Evaluate an ML Model:
As part of the process of creating an ML model in previous step involves evaluation of the generated model. The amazon ML learning service does this automatically as part of the model creation process. Model actually split the data set into two parts. Fist part 70% of the data is used to train the model and 30% of the data is used to evaluate the model. This evaluation part is critical, as it shows how well the mode performs. You can use advance options and split the data in sequential or random type.
Let the evaluation part complete.
In multiclass classification model is going to predict one value from a set of possible value or classes.

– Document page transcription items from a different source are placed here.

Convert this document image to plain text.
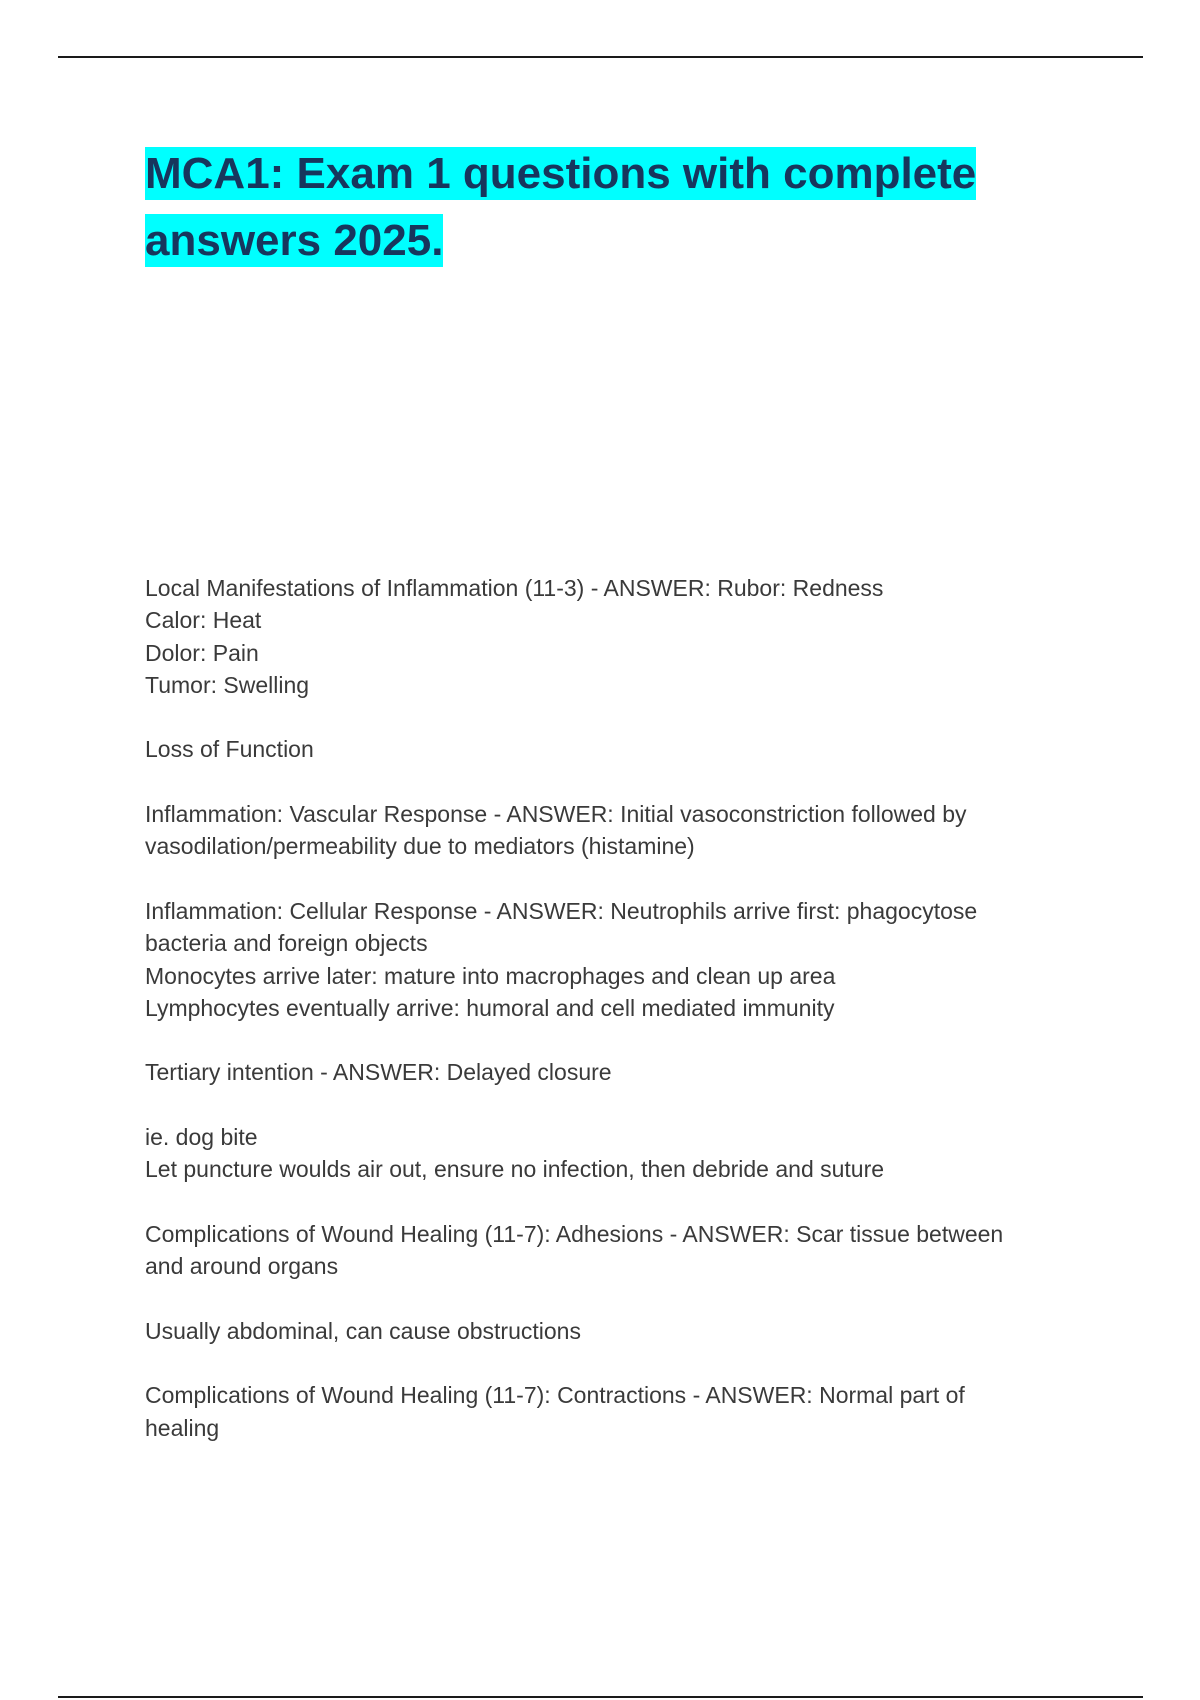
MCA1: Exam 1 questions with complete
answers 2025.
Local Manifestations of Inflammation (11-3) - ANSWER: Rubor: Redness
Calor: Heat
Dolor: Pain
Tumor: Swelling
Loss of Function
Inflammation: Vascular Response - ANSWER: Initial vasoconstriction followed by
vasodilation/permeability due to mediators (histamine)
Inflammation: Cellular Response - ANSWER: Neutrophils arrive first: phagocytose
bacteria and foreign objects
Monocytes arrive later: mature into macrophages and clean up area
Lymphocytes eventually arrive: humoral and cell mediated immunity
Tertiary intention - ANSWER: Delayed closure
ie. dog bite
Let puncture woulds air out, ensure no infection, then debride and suture
Complications of Wound Healing (11-7): Adhesions - ANSWER: Scar tissue between
and around organs
Usually abdominal, can cause obstructions
Complications of Wound Healing (11-7): Contractions - ANSWER: Normal part of
healing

Once competed, click on evaluation: ML model and explore the model performance. This is called confusion matrix. The rows represent the true values and columns represent the predicted values. It is called confusion class because it easy to see if system is confusing with two classes. Table will represent the number and percentage of correct and incorrect value. The color represents the correct (blue) and incorrect values(yellow) as well.
F1 score measure the quality of the machine learning model. More the F1 score the better the machine learning model quality.
For my second machine learning model is regression. Now look at the performance model for regression. The RMSE (root mean square error) number and lower the RMSE number the better the quality.
And now explore the model performance. The left and right side of the histogram is called residuals. The diagram below shows that there are more under prediction than actual value under selected band width 10000.
Real Time Prediction:
Now let’s try the real-time predictions. Enter the data for first dataset. The predicted value is dislike. So based on our data, a teenager with a low-budget preference would not like a continental high-priced restaurant.
Second example: The predicted value is low here because I just filled the plot size and not actual house dimensions. I still need to work on this data set.
Here is the recipe of second example. You can update your own recipes as well.
In my personal experience, the most crucial and time-consuming part of the job is defining the problem and building a meaningful dataset. Once the dataset is ready, you can easily work on machine learning models and evaluation.